I, I don’t wanna overstate that because a lot of them are not gonna be allies.

 

They’re, they’re out to kill us or at least to crush us.  But, but I would, I urge you to do some sampling and now I am gonna make it harder.

 

The most obvious grouping that might be worth dipping into is the Tea Party Movement.

 

 

Crowd:  (claps)

 

 

(William) Bill Greider:  Uhm not, not easy to do for obvious reasons but never the less I am convinced that.

 

If they understood what they are being sold and what they are being told is their objective.  They would say “No, No, Not me.  I’m not on that”

 

And the Second group almost as difficult but, but more accessible maybe is small business.  And that’s a very conservative group of people.

 

I know enough of them to know that underneath that ideological framework, they agree with us on a lot of big stuff, including globalization, including ah, including the way the big corporations push them around, and push the country around.

 

The Third group is the real stretch.  Hold your applause.  We need to talk to the Military.

 

 

Crowd:  (claps)

 

 

(William) Bill Greider:  And I mean.  I mean the people from the bottom up changing the guard okay.

 

Well, we can, we can be for a smaller, more peaceable National Defence Strategy.

 

And at a same time discover that a lot of the people in uniform feel and know that they are, they are the victims of these manipulation too

 

 

Crowd:  (claps)

 

 

(William) Bill Greider:  And the…  yeah

 

 

Crowd:  (claps)

 

 

Richard Kim:  I wanna ask.  I wanna ask Patrick and Rinku.  Perhaps Patrick you mentioned the Tea Party in your, in your opening statements.

 

And we have a question here you know.  How can and should the Tea Party be pulled into, be part of Occupy Wall Street?

 

Patrick Bruner:  Well I mean I think that it’s ah to a degree already happening.

 

Uhm we have a bunch of people down there who carry around Ron Paul signs, End the Fed signs

 

 

Crowd:  (claps)

 

 

Patrick Bruner:  And you know I think all of us have or at least I, I do.  Have issues with those ah, with Ron Paul and some of his, his ideas.

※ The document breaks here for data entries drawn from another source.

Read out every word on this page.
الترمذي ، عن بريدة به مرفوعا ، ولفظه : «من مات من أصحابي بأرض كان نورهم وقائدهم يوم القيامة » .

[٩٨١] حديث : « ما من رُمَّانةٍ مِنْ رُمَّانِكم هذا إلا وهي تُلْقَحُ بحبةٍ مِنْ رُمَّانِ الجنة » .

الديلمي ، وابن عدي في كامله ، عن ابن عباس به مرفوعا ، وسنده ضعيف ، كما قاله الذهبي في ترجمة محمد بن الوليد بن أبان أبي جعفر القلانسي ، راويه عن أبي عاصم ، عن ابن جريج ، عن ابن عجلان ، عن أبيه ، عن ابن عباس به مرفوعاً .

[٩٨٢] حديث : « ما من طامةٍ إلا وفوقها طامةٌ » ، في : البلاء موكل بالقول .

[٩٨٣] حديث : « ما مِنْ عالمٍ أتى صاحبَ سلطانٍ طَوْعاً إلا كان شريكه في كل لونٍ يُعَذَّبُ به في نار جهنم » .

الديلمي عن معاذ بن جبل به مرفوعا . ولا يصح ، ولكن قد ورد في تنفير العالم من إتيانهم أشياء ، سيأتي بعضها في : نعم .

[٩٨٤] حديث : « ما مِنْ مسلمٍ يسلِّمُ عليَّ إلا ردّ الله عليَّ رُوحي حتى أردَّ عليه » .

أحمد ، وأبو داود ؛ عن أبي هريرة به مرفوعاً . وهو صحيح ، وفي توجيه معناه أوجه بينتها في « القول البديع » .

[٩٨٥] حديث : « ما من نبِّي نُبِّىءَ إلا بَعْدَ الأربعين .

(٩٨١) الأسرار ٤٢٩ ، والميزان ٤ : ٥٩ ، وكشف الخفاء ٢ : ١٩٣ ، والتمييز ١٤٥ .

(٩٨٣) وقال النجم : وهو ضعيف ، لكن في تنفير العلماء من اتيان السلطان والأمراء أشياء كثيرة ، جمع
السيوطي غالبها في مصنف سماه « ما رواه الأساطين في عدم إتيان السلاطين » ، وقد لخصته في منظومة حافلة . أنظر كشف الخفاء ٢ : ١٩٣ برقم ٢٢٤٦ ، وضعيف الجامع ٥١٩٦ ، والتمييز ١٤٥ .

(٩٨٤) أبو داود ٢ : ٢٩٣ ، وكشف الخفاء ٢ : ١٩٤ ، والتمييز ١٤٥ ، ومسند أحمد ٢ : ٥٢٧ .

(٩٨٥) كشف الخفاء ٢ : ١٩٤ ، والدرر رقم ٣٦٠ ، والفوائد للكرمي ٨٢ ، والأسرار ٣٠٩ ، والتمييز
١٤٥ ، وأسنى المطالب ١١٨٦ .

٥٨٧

Uhm but you know these are people that are very easily accessible for our movement.

 

And I think if we approach it the right way.  Because these are people who have been as screwed over by the system as everyone else, and who are more pissed off about it than most people.

 

And you know they, they think that they’ve gotten a solution which has been ah, an involvement with the Republican Party and the supposed shift of their message.

 

But in reality, they haven’t shifted the message at all.

 

And I think that brings as back to the question about, ah this movement’s involvement with the state.

 

And I think, personally, it’s very important that we don’t become involved with parliamentary procedure and parliamentarianism.

 

 

Crowd:  (claps & cheers)

 

 

Patrick Bruner:  Uhm I can understand the impetus to work from the government.

 

But I think that the government in its current form at least, in itself is a very corrupting institution.

 

 

Crowd:  (claps)

 

 

Patrick Bruner:  And especially if we can’t, especially now that, that now Wall Street is so firmly, firmly ingrained in it.

 

You know like the past 30 years the actions to the Fed, the actions of Goldman Sachs has gone hand in hand in hand.